Filosofi ini juga berupa ungkapan peribahasa yang dalam bahasa Indonesia adalah ‘Orang Jawa itu mudah ditekuk-tekuk’. Ungkapan ini menunjukan fleksibelitas dari orang jawa dalam kehidupan. Kemudahan bergaul dan kemampuan hidup di level manapun baik miskin, kaya, pejabat atau pesuruh sekali pun. Orang yang memegang filosofi ini akan selalu giat bekerja dan selalu ulet dalam meraih cita-citanya.
Tambahan:
1. Memayu hayuning bawana (melindungi bagi kehidupan dunia)

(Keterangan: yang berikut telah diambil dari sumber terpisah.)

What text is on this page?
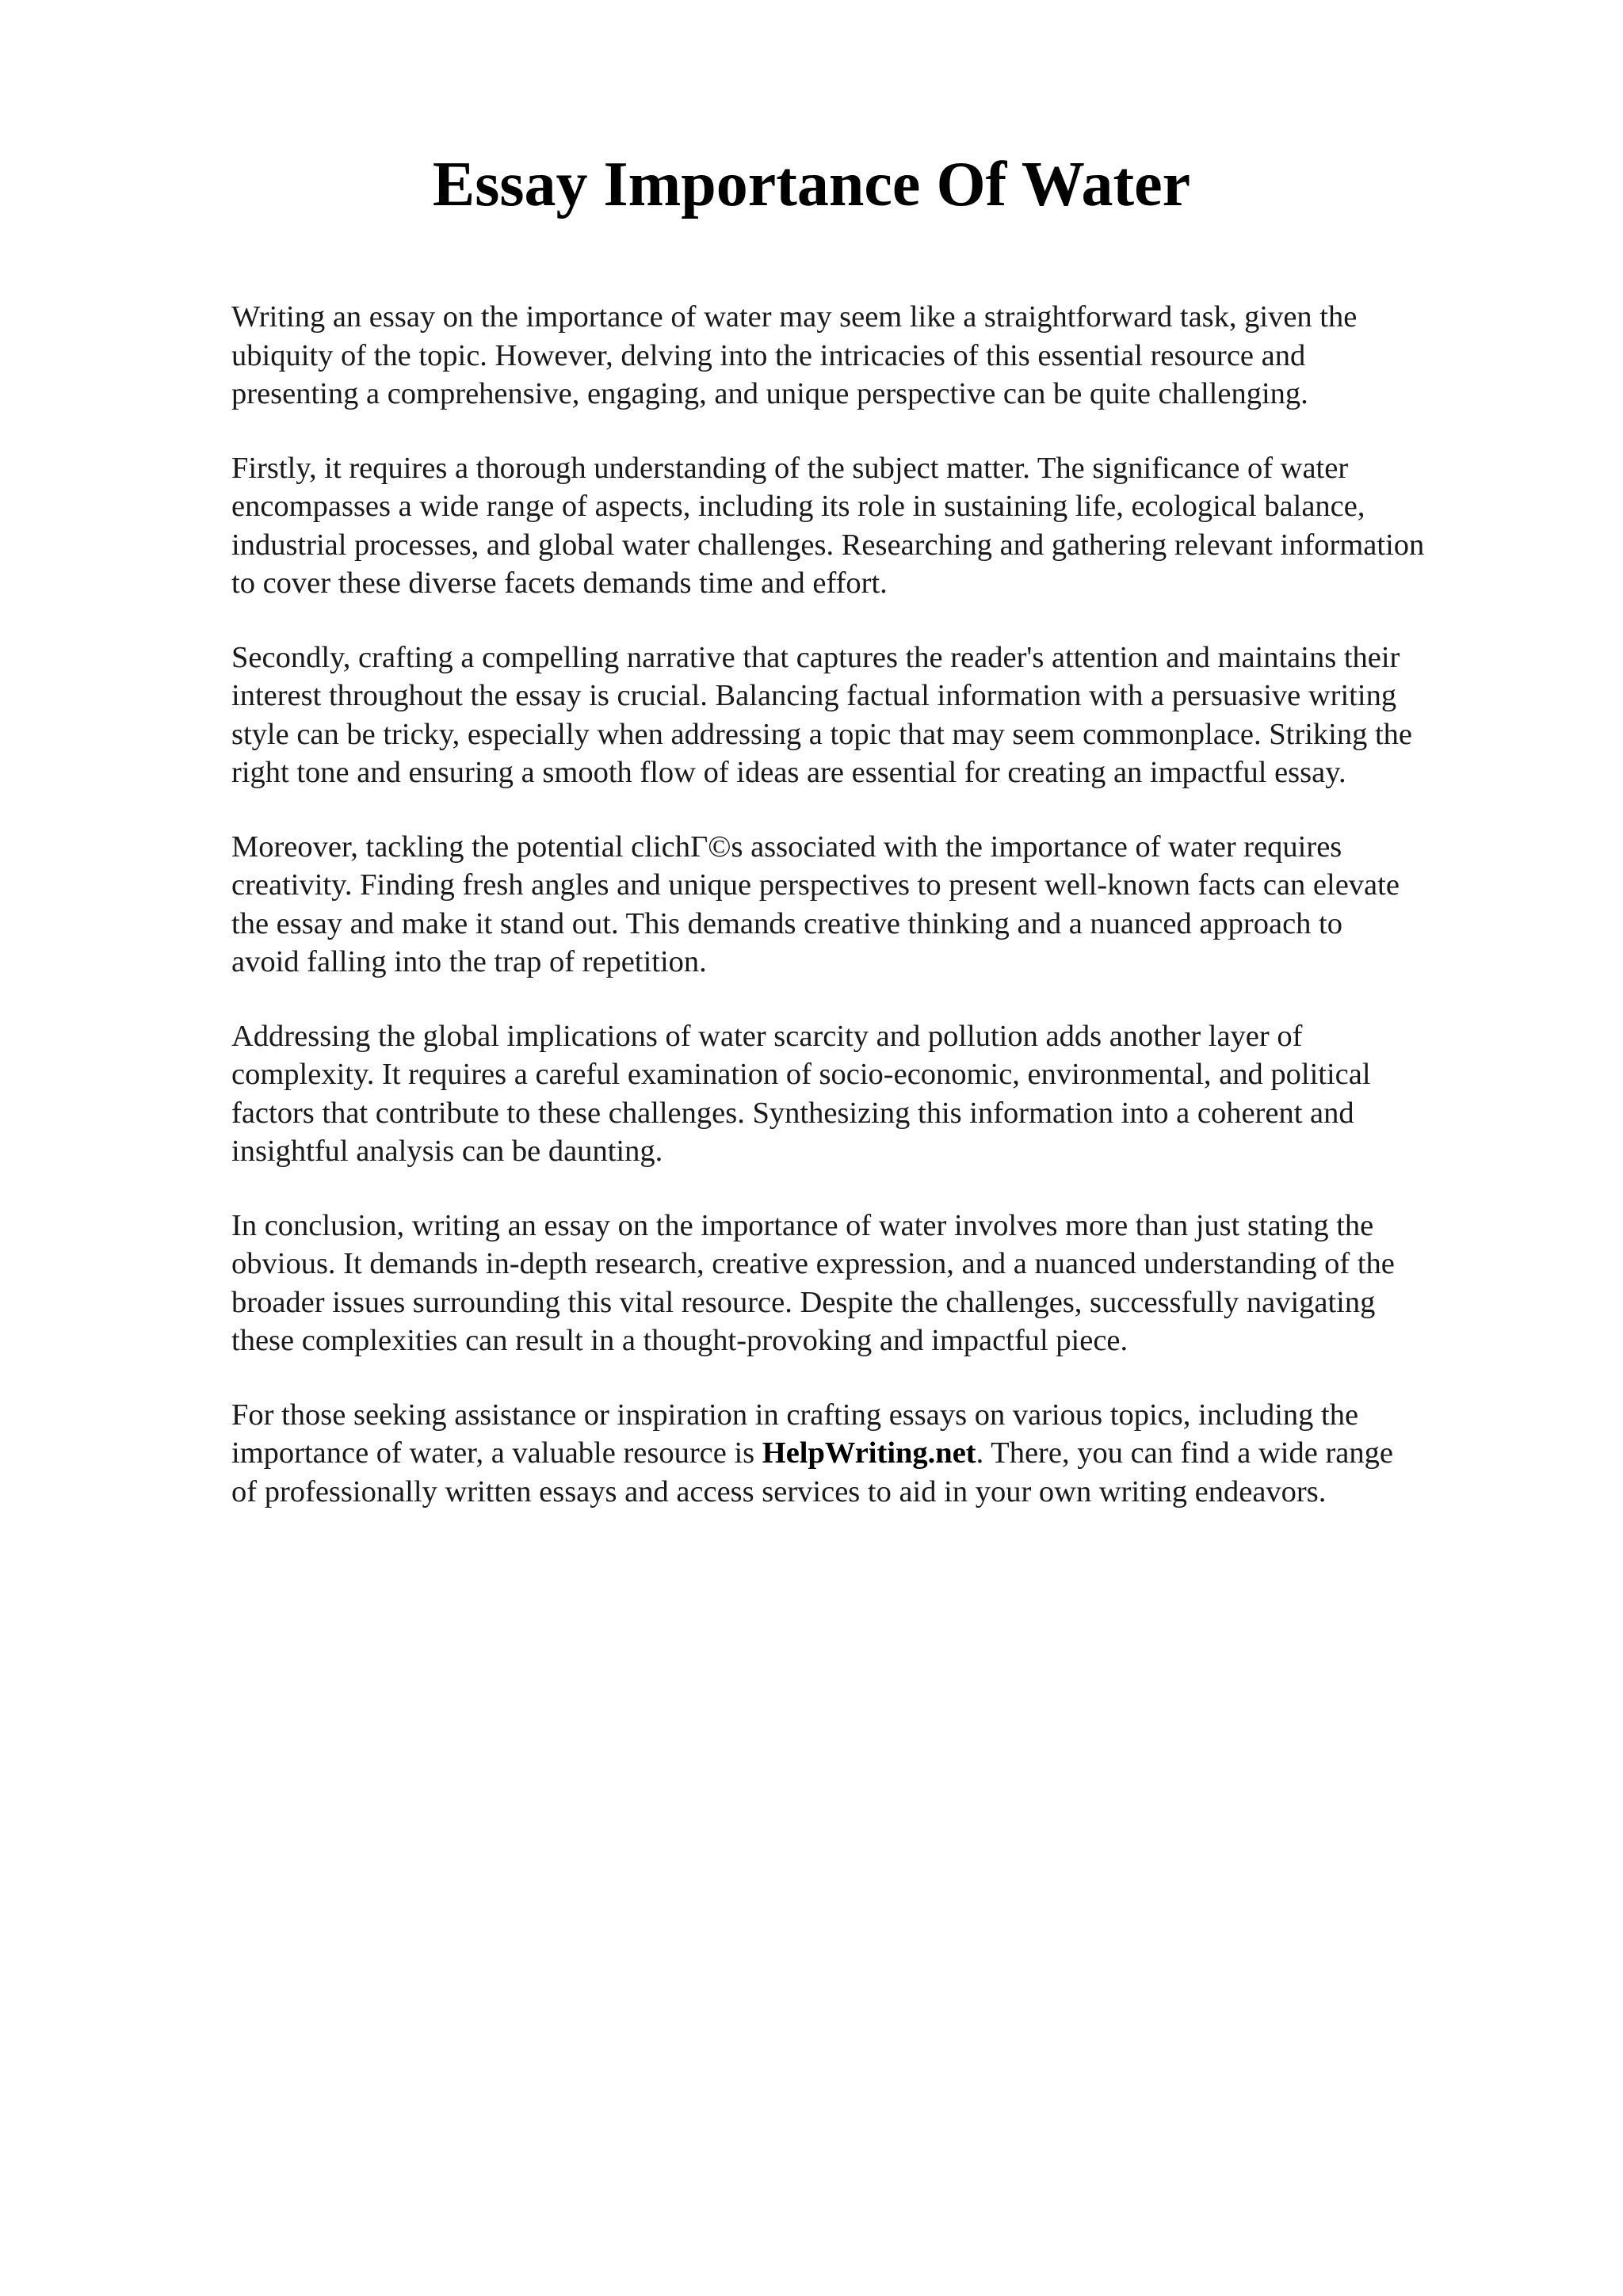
Essay Importance Of Water

Writing an essay on the importance of water may seem like a straightforward task, given the
ubiquity of the topic. However, delving into the intricacies of this essential resource and
presenting a comprehensive, engaging, and unique perspective can be quite challenging.

Firstly, it requires a thorough understanding of the subject matter. The significance of water
encompasses a wide range of aspects, including its role in sustaining life, ecological balance,
industrial processes, and global water challenges. Researching and gathering relevant information
to cover these diverse facets demands time and effort.

Secondly, crafting a compelling narrative that captures the reader's attention and maintains their
interest throughout the essay is crucial. Balancing factual information with a persuasive writing
style can be tricky, especially when addressing a topic that may seem commonplace. Striking the
right tone and ensuring a smooth flow of ideas are essential for creating an impactful essay.

Moreover, tackling the potential clichГ©s associated with the importance of water requires
creativity. Finding fresh angles and unique perspectives to present well-known facts can elevate
the essay and make it stand out. This demands creative thinking and a nuanced approach to
avoid falling into the trap of repetition.

Addressing the global implications of water scarcity and pollution adds another layer of
complexity. It requires a careful examination of socio-economic, environmental, and political
factors that contribute to these challenges. Synthesizing this information into a coherent and
insightful analysis can be daunting.

In conclusion, writing an essay on the importance of water involves more than just stating the
obvious. It demands in-depth research, creative expression, and a nuanced understanding of the
broader issues surrounding this vital resource. Despite the challenges, successfully navigating
these complexities can result in a thought-provoking and impactful piece.

For those seeking assistance or inspiration in crafting essays on various topics, including the
importance of water, a valuable resource is HelpWriting.net. There, you can find a wide range
of professionally written essays and access services to aid in your own writing endeavors.
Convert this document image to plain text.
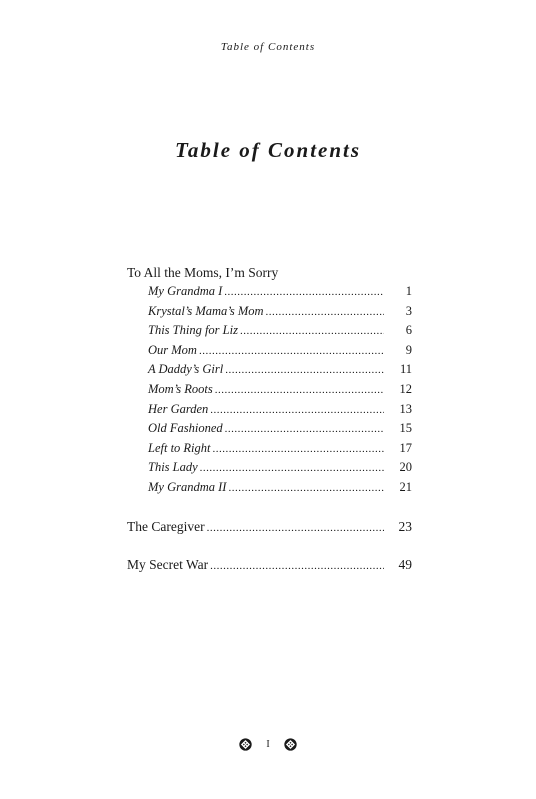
Table of Contents
Table of Contents
To All the Moms, I’m Sorry
My Grandma I .....	1
Krystal’s Mama’s Mom .....	3
This Thing for Liz .....	6
Our Mom .....	9
A Daddy’s Girl .....	11
Mom’s Roots .....	12
Her Garden .....	13
Old Fashioned .....	15
Left to Right .....	17
This Lady .....	20
My Grandma II .....	21
The Caregiver .....	23
My Secret War .....	49
I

2. Sukeng tyas yen den hita (suka/bersedia menerima nasihat, kritik, tegoran)
3. Jer basuki mawa beya (keberhasilan seseorang diperoleh dengan pengorbanan)
4. Ajining dhiri dumunung ing kedhaling lathi (nilai diri seseorang terletak pada gerak lidahnya)
5. Ajining sarira dumunung ing busana (nilai badaniah seseorang terletak pada pakaiannya)
6. Amemangun karyenak tyasing sesama (membuat enaknya perasaan orang lain)
7. Kridhaning ati ora bisa mbedhah kuthaning pasthi (Gejolak jiwa tidak bisa merubah kepatian)
8. Budi dayane manungsa ora bisa ngungkuli garise Kang Kuwasa (Budi daya manusia tidak bisa mengatasi takdir Yang Maha Kuasa)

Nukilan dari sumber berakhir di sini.